Protesters at U.S. embassy in Ottawa denounce airstrikes in Syria

Dozens of people took part in a demonstration at the U.S. embassy in Ottawa Saturday to denounce that country's missile assault on Syria this week and Canada's support of the military intervention. 

Close to 60 people, some of whom call Syria their home, waved placards and shouted from Sussex Drive during the peaceful demonstration in opposition to the attack.

On Thursday, the United States fired 59 Tomahawk missiles at an airbase in central Syria, one that U.S. officials say was the originating point for military planes involved in a gas attack that killed more than 80 Syrian civilians.

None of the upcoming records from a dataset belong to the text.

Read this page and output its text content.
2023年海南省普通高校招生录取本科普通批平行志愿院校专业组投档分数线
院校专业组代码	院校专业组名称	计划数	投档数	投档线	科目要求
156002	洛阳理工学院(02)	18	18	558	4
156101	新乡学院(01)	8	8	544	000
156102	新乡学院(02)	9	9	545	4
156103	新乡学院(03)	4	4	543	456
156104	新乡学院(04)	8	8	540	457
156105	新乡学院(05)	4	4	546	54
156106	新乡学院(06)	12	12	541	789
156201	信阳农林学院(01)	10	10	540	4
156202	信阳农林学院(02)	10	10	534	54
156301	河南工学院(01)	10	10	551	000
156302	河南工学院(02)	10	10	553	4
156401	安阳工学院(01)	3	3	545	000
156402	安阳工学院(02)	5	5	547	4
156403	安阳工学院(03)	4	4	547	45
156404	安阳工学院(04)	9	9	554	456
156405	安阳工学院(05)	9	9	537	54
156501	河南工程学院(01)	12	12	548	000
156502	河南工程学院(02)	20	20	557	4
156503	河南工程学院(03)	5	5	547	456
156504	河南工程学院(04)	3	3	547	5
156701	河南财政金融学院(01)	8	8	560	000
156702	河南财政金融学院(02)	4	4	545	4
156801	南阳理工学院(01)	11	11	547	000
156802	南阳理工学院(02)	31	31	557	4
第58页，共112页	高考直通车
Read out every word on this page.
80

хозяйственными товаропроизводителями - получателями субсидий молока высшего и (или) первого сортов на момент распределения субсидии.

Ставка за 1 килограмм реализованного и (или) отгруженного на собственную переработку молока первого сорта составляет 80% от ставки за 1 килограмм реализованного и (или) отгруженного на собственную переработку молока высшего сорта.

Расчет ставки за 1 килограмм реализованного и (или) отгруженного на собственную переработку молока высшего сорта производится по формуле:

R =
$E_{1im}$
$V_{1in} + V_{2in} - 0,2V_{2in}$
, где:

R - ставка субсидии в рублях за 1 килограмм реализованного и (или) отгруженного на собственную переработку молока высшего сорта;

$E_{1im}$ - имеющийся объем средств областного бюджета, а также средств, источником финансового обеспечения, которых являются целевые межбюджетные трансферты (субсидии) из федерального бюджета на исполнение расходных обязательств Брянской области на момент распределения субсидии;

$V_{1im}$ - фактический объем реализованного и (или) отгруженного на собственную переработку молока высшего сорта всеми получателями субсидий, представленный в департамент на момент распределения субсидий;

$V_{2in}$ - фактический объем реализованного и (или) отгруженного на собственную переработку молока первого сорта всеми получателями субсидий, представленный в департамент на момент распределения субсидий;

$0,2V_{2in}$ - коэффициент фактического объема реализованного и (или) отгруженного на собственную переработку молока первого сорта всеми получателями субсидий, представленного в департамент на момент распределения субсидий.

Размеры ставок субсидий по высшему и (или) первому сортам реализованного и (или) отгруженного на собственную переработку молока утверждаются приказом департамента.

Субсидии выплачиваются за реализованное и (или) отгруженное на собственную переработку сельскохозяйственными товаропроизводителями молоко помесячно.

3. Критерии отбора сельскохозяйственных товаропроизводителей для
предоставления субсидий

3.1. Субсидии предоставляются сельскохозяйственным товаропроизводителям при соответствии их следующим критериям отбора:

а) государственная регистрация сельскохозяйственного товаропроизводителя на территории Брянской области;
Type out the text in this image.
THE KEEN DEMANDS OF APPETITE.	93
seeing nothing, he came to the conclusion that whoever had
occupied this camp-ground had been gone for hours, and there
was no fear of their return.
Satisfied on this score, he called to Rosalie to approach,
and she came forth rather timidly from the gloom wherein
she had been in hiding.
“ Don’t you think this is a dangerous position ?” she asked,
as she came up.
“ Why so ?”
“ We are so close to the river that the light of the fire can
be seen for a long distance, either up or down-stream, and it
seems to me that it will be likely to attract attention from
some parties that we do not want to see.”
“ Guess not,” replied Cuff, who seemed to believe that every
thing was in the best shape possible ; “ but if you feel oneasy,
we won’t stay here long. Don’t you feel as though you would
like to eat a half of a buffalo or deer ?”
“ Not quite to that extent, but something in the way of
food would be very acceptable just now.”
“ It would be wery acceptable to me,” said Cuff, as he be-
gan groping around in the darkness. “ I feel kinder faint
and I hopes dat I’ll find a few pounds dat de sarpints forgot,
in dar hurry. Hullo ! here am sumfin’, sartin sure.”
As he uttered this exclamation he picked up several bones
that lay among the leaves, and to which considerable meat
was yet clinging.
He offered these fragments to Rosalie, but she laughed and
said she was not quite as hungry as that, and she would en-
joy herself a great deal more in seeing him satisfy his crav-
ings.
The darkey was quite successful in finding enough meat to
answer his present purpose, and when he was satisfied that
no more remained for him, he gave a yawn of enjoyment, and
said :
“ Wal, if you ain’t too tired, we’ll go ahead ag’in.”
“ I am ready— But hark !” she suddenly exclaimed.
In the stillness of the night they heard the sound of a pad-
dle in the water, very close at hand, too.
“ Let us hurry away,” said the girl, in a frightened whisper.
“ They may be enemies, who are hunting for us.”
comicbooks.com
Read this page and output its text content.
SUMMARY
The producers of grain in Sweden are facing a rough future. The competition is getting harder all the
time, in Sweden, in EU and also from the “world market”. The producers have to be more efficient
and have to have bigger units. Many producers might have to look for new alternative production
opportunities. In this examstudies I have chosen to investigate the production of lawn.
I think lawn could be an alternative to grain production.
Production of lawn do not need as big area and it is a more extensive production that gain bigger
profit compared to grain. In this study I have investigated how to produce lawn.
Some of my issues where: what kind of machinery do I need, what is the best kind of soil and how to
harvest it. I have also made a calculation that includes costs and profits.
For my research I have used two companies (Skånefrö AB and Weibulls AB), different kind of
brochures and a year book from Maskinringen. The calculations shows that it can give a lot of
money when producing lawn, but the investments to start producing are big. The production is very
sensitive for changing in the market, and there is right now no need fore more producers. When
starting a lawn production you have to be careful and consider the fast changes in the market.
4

After ordering the attack on Syria, President Donald Trump said the action was in the interest of national security and was undertaken to "prevent and deter the spread and use of deadly chemical weapons."

Kevin Skerett, a member of the Nowar-Paix group that organized the Ottawa protest, criticized Prime Minster Justin Trudeau for publicly supporting the airstrikes. 

"If anything has been learned in the last 15 years, it is that NATO and U.S. military interventions have not helped the people of the region to build a democratic state," Skerrett told Radio-Canada at the demonstration. 

"It's the contrary," he said in French. "These military interventions are devastating."

The demonstrators urged Canada and the U.S. to halt any further military intervention in Syria and to leave the crisis in the hands of Syrian president Bashar al-Assad.

"The government of Syria is beating the terrorists," said Louis Lang, who helped organize the rally, in French. "It is gaining victories against the armed Islamic State and al-Qaeda."

Trudeau said Wednesday he fully supports the "limited and focused action to degrade the Syrian regime's ability to conduct chemical weapons attacks." Former foreign affairs minister John Baird has also come out in support of the U.S. missile strikes in Syria. 

"This should not be seen as an attempt to solve peace or to resolve the conflict — it's to send a message. Its one purpose is to send a message: don't try this again," Baird told CBC Radio's The House.

'Not an imminent threat'

But Nour Elkadri, a demonstrator, called the airstrikes "short-sighted" and "reckless." 

"They [the United States] have done this in a way that undermines the international law. It even undermines the United States constitution," Elkadri said.

"You cannot bomb any country without going to the Congress unless there is an imminent threat. And Syria is definitely not an imminent threat to the United States."